Wednesday, October 12, 2011

FLY, YOU FOOLS!!

Yesterday, Mark Lawrence, the Episcopal Bishop of South Carolina, met his clergy to discuss the deteriorating situation vis-a-vis the Episcopal Organization. The diocese’s lawyer thought that the Episcopalians would go for the jugular:

Lawyer Alan Runyan then made a presentation based on his best understanding of what canonical process seemed to be being used by those in national leadership. It would appear they are proceeding under the abandonment canon with its fast track. Based on what has happened in other dioceses, a deposition of the bishop would be followed by attacks on diocese and the parishes. The picture painted was an ugly one of expensive litigation, confrontation and acrimony in which all involved significantly lost.

And with all due respect, I really don’t need yet another reminder that the house is on fire. I’ve known that for almost ten years. I need to know, what, if anything, anyone intends to actually do about it.

Two themes underlay the whole discussion. First, the Episcopal Church is in a constitutional crisis in which its own polity is being radically altered in violation of its history and founding documents, yet with no structural provision for a means of resolution when just such foundational disagreements occur. That such a deep dispute has arisen with one of the Episcopal Church’s founding dioceses only adds to the unfortunate environment into which all have been plunged.

And a mournful question by the Rev. Jeffrey Miller, past President of the Standing Committee…

The Reverend Jeffrey Miller, past President of the Standing Committee stated during the gathering, “The question is not whether we can stay; it is whether they will let us stay and follow what we believe.”

…has a simple answer. No.

Part of that is your own fault. Why do you insist on remaining a part of an organization that teaches precepts that are diametrically opposed to what you say you believe? Does that not fatally compromise your witness? Seems like it might.

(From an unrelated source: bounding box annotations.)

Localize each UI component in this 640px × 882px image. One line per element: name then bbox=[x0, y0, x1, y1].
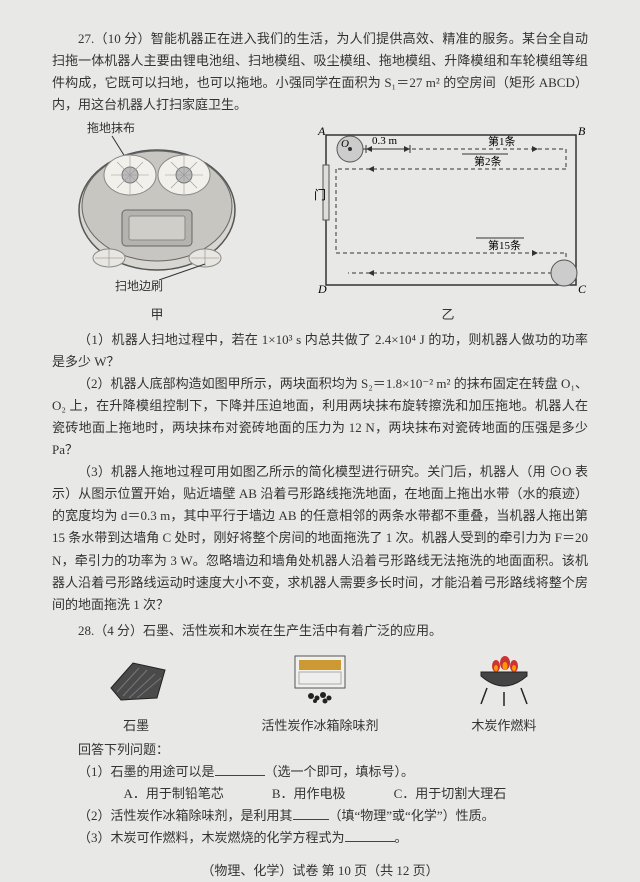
fig-label2: 活性炭作冰箱除味剂 bbox=[261, 715, 378, 737]
blank-2[interactable] bbox=[293, 807, 329, 820]
label-bottom: 扫地边刷 bbox=[115, 279, 163, 293]
q28-answer-header: 回答下列问题： bbox=[52, 739, 588, 761]
option-a[interactable]: A．用于制铅笔芯 bbox=[124, 783, 224, 805]
fig-charcoal: 木炭作燃料 bbox=[461, 648, 547, 737]
blank-1[interactable] bbox=[215, 763, 265, 776]
q27-part2: （2）机器人底部构造如图甲所示，两块面积均为 S₂＝1.8×10⁻² m² 的抹… bbox=[52, 373, 588, 461]
q27-fig-right: 门 A B C D O 0.3 m 第1条 bbox=[308, 125, 588, 326]
label-d: D bbox=[317, 282, 327, 295]
q28-p2-pre: （2）活性炭作冰箱除味剂，是利用其 bbox=[78, 808, 293, 823]
q28-p2-post: （填“物理”或“化学”）性质。 bbox=[329, 808, 495, 823]
fig-label3: 木炭作燃料 bbox=[461, 715, 547, 737]
label-door: 门 bbox=[314, 187, 326, 202]
q27-intro: 27.（10 分）智能机器正在进入我们的生活，为人们提供高效、精准的服务。某台全… bbox=[52, 28, 588, 116]
blank-3[interactable] bbox=[345, 829, 395, 842]
q27-part1: （1）机器人扫地过程中，若在 1×10³ s 内总共做了 2.4×10⁴ J 的… bbox=[52, 329, 588, 373]
label-c: C bbox=[578, 282, 587, 295]
q27-part3: （3）机器人拖地过程可用如图乙所示的简化模型进行研究。关门后，机器人（用 ⊙O … bbox=[52, 461, 588, 616]
q28-options: A．用于制铅笔芯 B．用作电极 C．用于切割大理石 bbox=[52, 783, 588, 805]
caption-left: 甲 bbox=[52, 304, 262, 326]
label-o: O bbox=[341, 138, 349, 150]
q27-fig-left: 拖地抹布 扫地边刷 甲 bbox=[52, 120, 262, 326]
fig-graphite: 石墨 bbox=[93, 648, 179, 737]
q28-figure-row: 石墨 活性炭作冰箱除味剂 bbox=[52, 648, 588, 737]
fig-carbon: 活性炭作冰箱除味剂 bbox=[261, 648, 378, 737]
caption-right: 乙 bbox=[308, 304, 588, 326]
label-03m: 0.3 m bbox=[372, 135, 398, 147]
graphite-icon bbox=[93, 648, 179, 708]
q27-figure-row: 拖地抹布 扫地边刷 甲 bbox=[52, 120, 588, 326]
robot-icon: 拖地抹布 扫地边刷 bbox=[57, 120, 257, 295]
q28-p3-post: 。 bbox=[395, 830, 408, 845]
label-line2: 第2条 bbox=[474, 154, 502, 168]
q28-part2: （2）活性炭作冰箱除味剂，是利用其 （填“物理”或“化学”）性质。 bbox=[52, 805, 588, 827]
label-line1: 第1条 bbox=[488, 134, 516, 148]
label-b: B bbox=[578, 125, 586, 138]
q28-part1: （1）石墨的用途可以是 （选一个即可，填标号）。 bbox=[52, 761, 588, 783]
q28-part3: （3）木炭可作燃料，木炭燃烧的化学方程式为 。 bbox=[52, 827, 588, 849]
carbon-box-icon bbox=[277, 648, 363, 708]
option-b[interactable]: B．用作电极 bbox=[272, 783, 346, 805]
grill-icon bbox=[461, 648, 547, 708]
page-footer: （物理、化学）试卷 第 10 页（共 12 页） bbox=[52, 860, 588, 882]
option-c[interactable]: C．用于切割大理石 bbox=[394, 783, 507, 805]
label-line15: 第15条 bbox=[488, 238, 521, 252]
q28-p1-pre: （1）石墨的用途可以是 bbox=[78, 764, 215, 779]
label-top: 拖地抹布 bbox=[87, 121, 135, 135]
fig-label1: 石墨 bbox=[93, 715, 179, 737]
q28-p3-pre: （3）木炭可作燃料，木炭燃烧的化学方程式为 bbox=[78, 830, 345, 845]
q28-p1-post: （选一个即可，填标号）。 bbox=[265, 764, 415, 779]
path-diagram-icon: 门 A B C D O 0.3 m 第1条 bbox=[308, 125, 588, 295]
q28-intro: 28.（4 分）石墨、活性炭和木炭在生产生活中有着广泛的应用。 bbox=[52, 620, 588, 642]
label-a: A bbox=[317, 125, 326, 138]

I’m well aware of what Bishop Lawrence said a few years ago about not leaving the Episcopalians. And look where his promises seem to have landed him. As far as TEO is concerned, Lawrence’s policy of putting as much distance between Charleston and New York as he possibly could is exactly the same thing as declaring for the Anglican Church in North America.

But if Lawrence is deposed, South Carolina will just elect another traditionalist in his place. Not when Mrs. Schori can waltz in, fire the Standing Committee, appoint a compliant committee in its place, appoint her usual simpering toadie of a temporary bishop and stack a convention, they won’t.

And even if South Carolina somehow managed to elect another conservative, does anyone seriously believe that he will receive consents? Me neither.

The Curmudgeon:

But what to one’s surprise: Canon IV.16 provides only for summary action by a simple majority of the eighteen-member Disciplinary Board. They “certify” the fact of “abandonment” to the Presiding Bishop; she slaps a restriction on the abandoning bishop (inhibits him from exercising his office), and gives him sixty days to retract or deny his acts of abandonment. If he does not do so, or if the Presiding Bishop in her sole judgment decides that any denial is not in “good faith”, then she presents the matter to the House for a resolution to depose the abandoning bishop.

Under this procedure, and contrary to the peremptory language of Canon IV.17, no appeal exists from any restriction imposed by the Presiding Bishop, or from any resolution adopted by “a majority of the whole number of bishops entitled to vote” (which the Presiding Bishop and her Chancellor interpret — wrongly, as demonstrated in the series of posts linked at this page — as meaning “a majority of those present and voting”). So despite the Canons saying what they do, we once again are witnesses to the Church’s higher authorities deciding that they do not mean what they say.

But now Bishop Henderson has made it official: despite all the fanfare about the supposedly “more humane” character of the new disciplinary canons, when it comes to “abandonment”, it is business as usual in the Episcopal Church (USA). If the Disciplinary Board certifies the flimsy acts spelled out in the document published on South Carolina’s website as constituting “abandonment”, it will have acted even worse (if that is possible) than did the old Title IV Review Committee in the case of Bishop Duncan. And for the second time in its history, the Episcopal Church’s House of Bishops will have decided to remove one of its own members, a sitting and functioning bishop, from his diocese without any overt act on his part of renunciation or departure — indeed, in spite of all his protestations to the contrary.

All of which suggests that Church Center has wanted this fight from the start. If this travesty goes ahead and Lawrence is deposed, then there is no longer any reason for Charleston to avoid joining ACNA. South Carolina had better be prepared to fight hard, fight long and make any Episcopalian “victory” as pyrrhic as it possibly can.

Is it unseemly for Christian churches to be involved in these sorts of disputes? Yes. But only one of the churches involved in this particular fight is Christian in any meaningful sense of that word. So there’s that.